Point-Slope Form Calculator

1. Choose what you know.
   Select Point + slope if you know a point and the slope, or Two points if you know two points on the line.
2. Enter the values.
   Type numbers as decimals or fractions (for example -3/4).

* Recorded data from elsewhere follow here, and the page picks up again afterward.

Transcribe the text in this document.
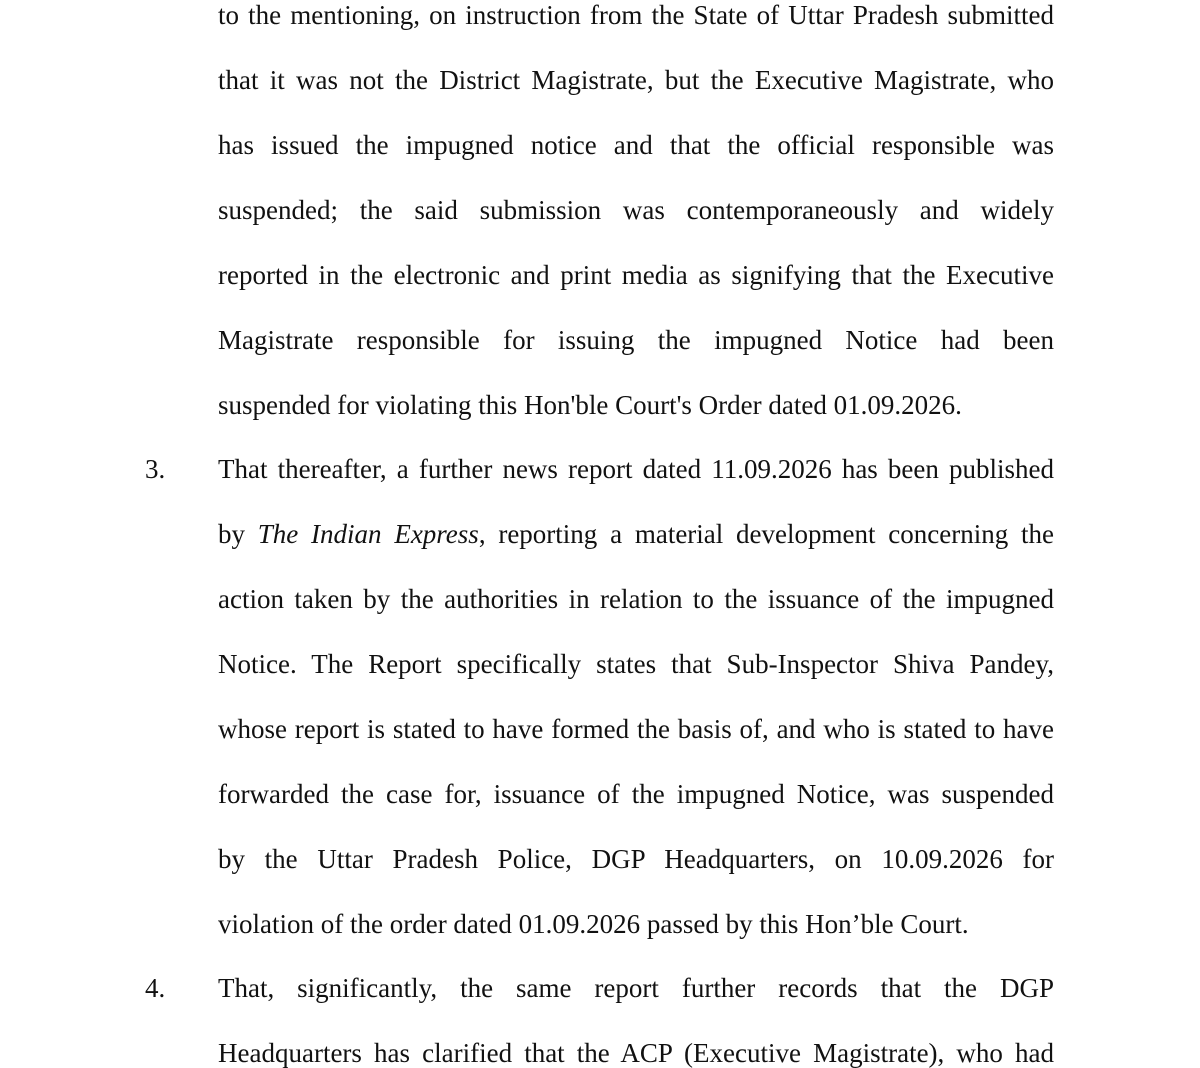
to the mentioning, on instruction from the State of Uttar Pradesh submitted
that it was not the District Magistrate, but the Executive Magistrate, who
has issued the impugned notice and that the official responsible was
suspended; the said submission was contemporaneously and widely
reported in the electronic and print media as signifying that the Executive
Magistrate responsible for issuing the impugned Notice had been
suspended for violating this Hon'ble Court's Order dated 01.09.2026.
3. That thereafter, a further news report dated 11.09.2026 has been published
by The Indian Express, reporting a material development concerning the
action taken by the authorities in relation to the issuance of the impugned
Notice. The Report specifically states that Sub-Inspector Shiva Pandey,
whose report is stated to have formed the basis of, and who is stated to have
forwarded the case for, issuance of the impugned Notice, was suspended
by the Uttar Pradesh Police, DGP Headquarters, on 10.09.2026 for
violation of the order dated 01.09.2026 passed by this Hon’ble Court.
4. That, significantly, the same report further records that the DGP
Headquarters has clarified that the ACP (Executive Magistrate), who had
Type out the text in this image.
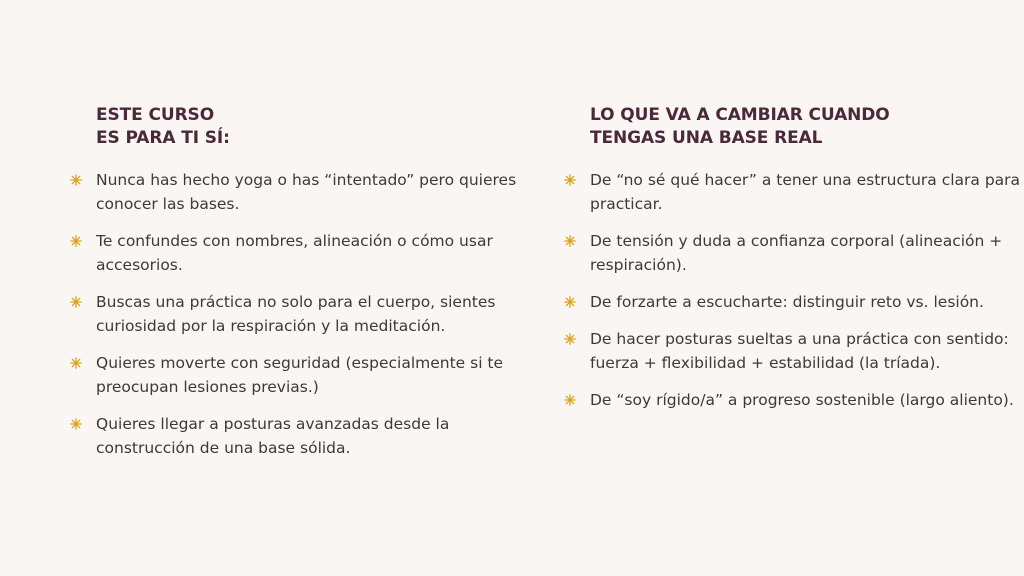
ESTE CURSO
ES PARA TI SÍ:
Nunca has hecho yoga o has “intentado” pero quieres conocer las bases.
Te confundes con nombres, alineación o cómo usar accesorios.
Buscas una práctica no solo para el cuerpo, sientes curiosidad por la respiración y la meditación.
Quieres moverte con seguridad (especialmente si te preocupan lesiones previas.)
Quieres llegar a posturas avanzadas desde la construcción de una base sólida.
LO QUE VA A CAMBIAR CUANDO
TENGAS UNA BASE REAL
De “no sé qué hacer” a tener una estructura clara para practicar.
De tensión y duda a confianza corporal (alineación + respiración).
De forzarte a escucharte: distinguir reto vs. lesión.
De hacer posturas sueltas a una práctica con sentido: fuerza + flexibilidad + estabilidad (la tríada).
De “soy rígido/a” a progreso sostenible (largo aliento).
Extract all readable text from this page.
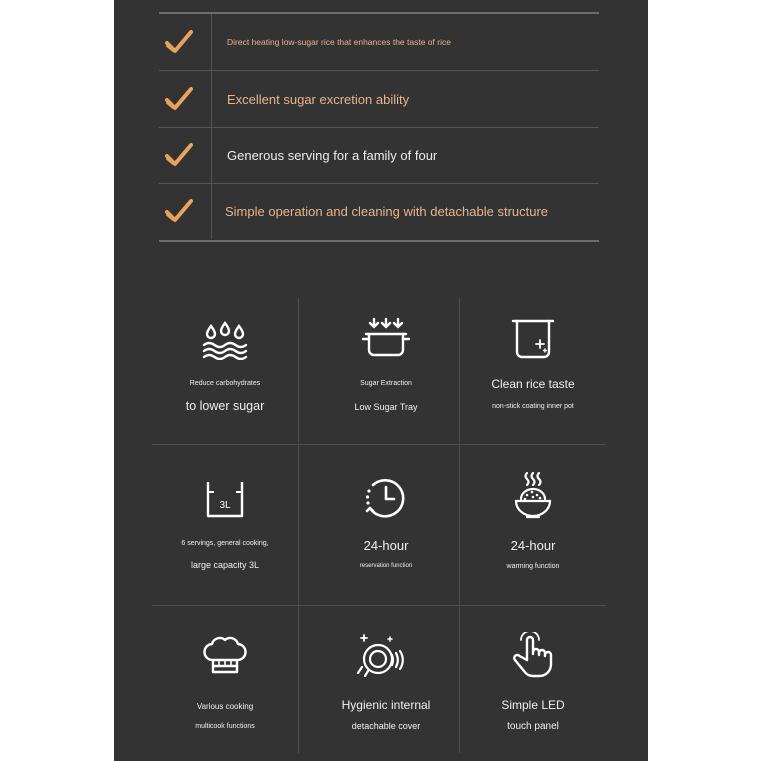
Direct heating low-sugar rice that enhances the taste of rice
Excellent sugar excretion ability
Generous serving for a family of four
Simple operation and cleaning with detachable structure
Reduce carbohydrates
to lower sugar
Sugar Extraction
Low Sugar Tray
Clean rice taste
non-stick coating inner pot
3L
6 servings, general cooking,
large capacity 3L
24-hour
reservation function
24-hour
warming function
Various cooking
multicook functions
Hygienic internal
detachable cover
Simple LED
touch panel
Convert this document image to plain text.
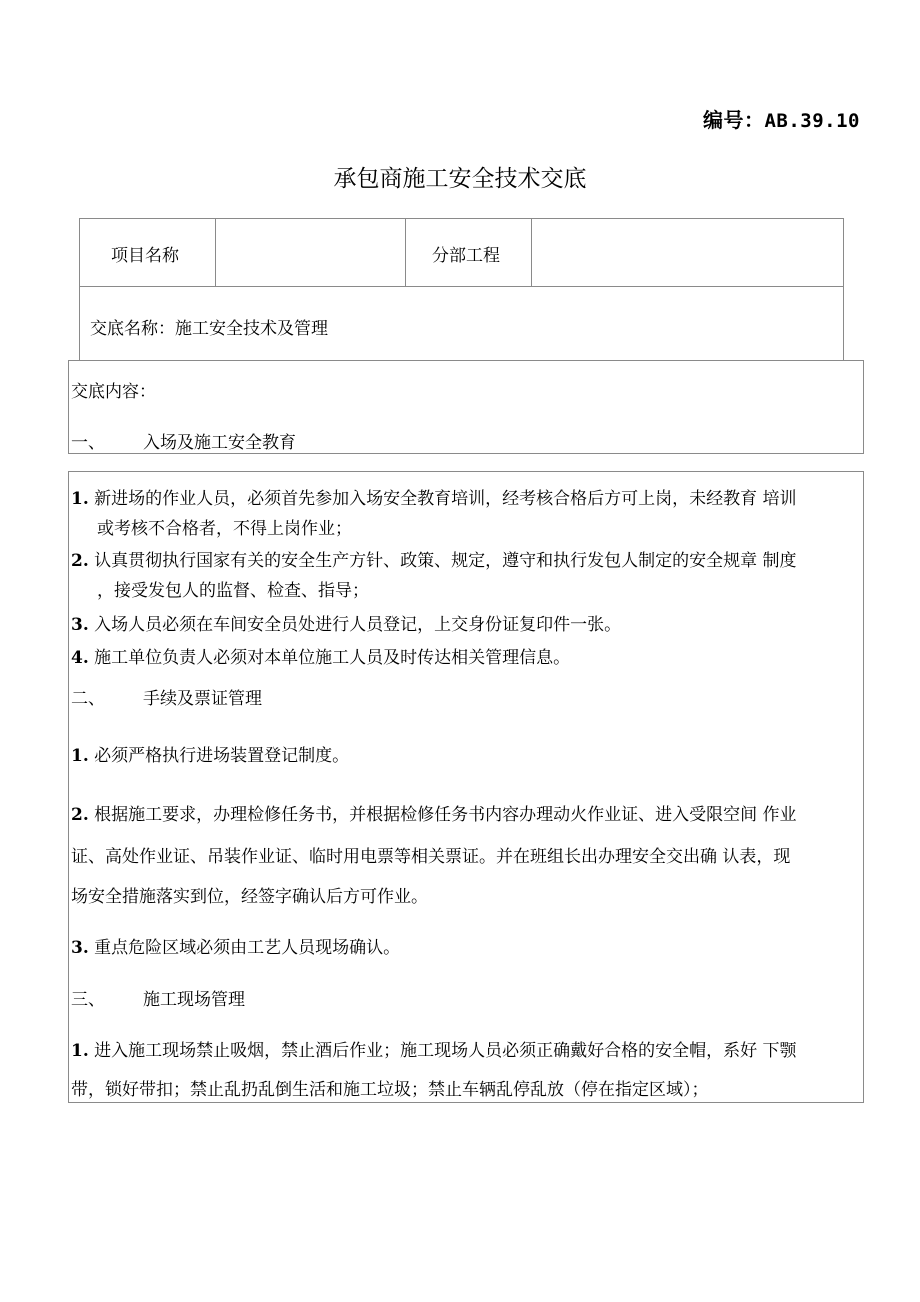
编号：AB.39.10
承包商施工安全技术交底
项目名称	分部工程
交底名称：施工安全技术及管理
交底内容：
一、 入场及施工安全教育
1. 新进场的作业人员，必须首先参加入场安全教育培训，经考核合格后方可上岗，未经教育 培训
或考核不合格者，不得上岗作业；
2. 认真贯彻执行国家有关的安全生产方针、政策、规定，遵守和执行发包人制定的安全规章 制度
，接受发包人的监督、检查、指导；
3. 入场人员必须在车间安全员处进行人员登记，上交身份证复印件一张。
4. 施工单位负责人必须对本单位施工人员及时传达相关管理信息。
二、 手续及票证管理
1. 必须严格执行进场装置登记制度。
2. 根据施工要求，办理检修任务书，并根据检修任务书内容办理动火作业证、进入受限空间 作业
证、高处作业证、吊装作业证、临时用电票等相关票证。并在班组长出办理安全交出确 认表，现
场安全措施落实到位，经签字确认后方可作业。
3. 重点危险区域必须由工艺人员现场确认。
三、 施工现场管理
1. 进入施工现场禁止吸烟，禁止酒后作业；施工现场人员必须正确戴好合格的安全帽，系好 下颚
带，锁好带扣；禁止乱扔乱倒生活和施工垃圾；禁止车辆乱停乱放（停在指定区域）；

The calculator keeps results exact when possible.
3. Adjust options (optional).
   Choose whether to round decimals, show step-by-step work, or display the mini graph.
4. Click Calculate.
   Instantly get the line written in point-slope, slope-intercept, and standard form.
5. Explore the results.
   Review the steps, hover over the graph to see the equation, and confirm whether the line is slanted, horizontal, or vertical.

Tip: Try the quick-pick examples to see common cases like vertical lines or fractional slopes.

• Point + slope: plugs into y − y₁ = m(x − x₁).
• Two points: slope is m = (y₂ − y₁)/(x₂ − x₁), then we use point-slope.
• Slope-intercept: compute b = y₁ − mx₁ → y = mx + b.
• Standard form: rearrange into Ax + By = C with integer coefficients.

Tip: A vertical line has undefined slope and looks like x = 4.

Example 1 — Two points (1, 2) and (5, −4)

1. Compute slope: m = (−4 − 2)/(5 − 1) = −6/4 = −3/2
2. Point-slope (use point (1,2)): y − 2 = (−3/2)(x − 1)
3. Slope-intercept: b = 2 − (−3/2)·1 = 7/2 → y = (−3/2)x + 7/2
4. Standard form: 3x + 2y = 7

Example 2 — Point + slope (2, −1) with m = 3

1. Start with point-slope form: y − y₁ = m(x − x₁)
2. Substitute: y − (−1) = 3(x − 2) → y + 1 = 3(x − 2)
3. Distribute: y + 1 = 3x − 6
4. Solve for y: y = 3x − 7
5. Standard form: 3x − y = 7

Example 3 — Vertical line through (4, 1) and (4, 7)

1. Compute slope: m = (y₂ − y₁)/(x₂ − x₁)
2. Here x₂ − x₁ = 4 − 4 = 0, so the slope is undefined.
3. A line with undefined slope is vertical.
4. Equation: x = 4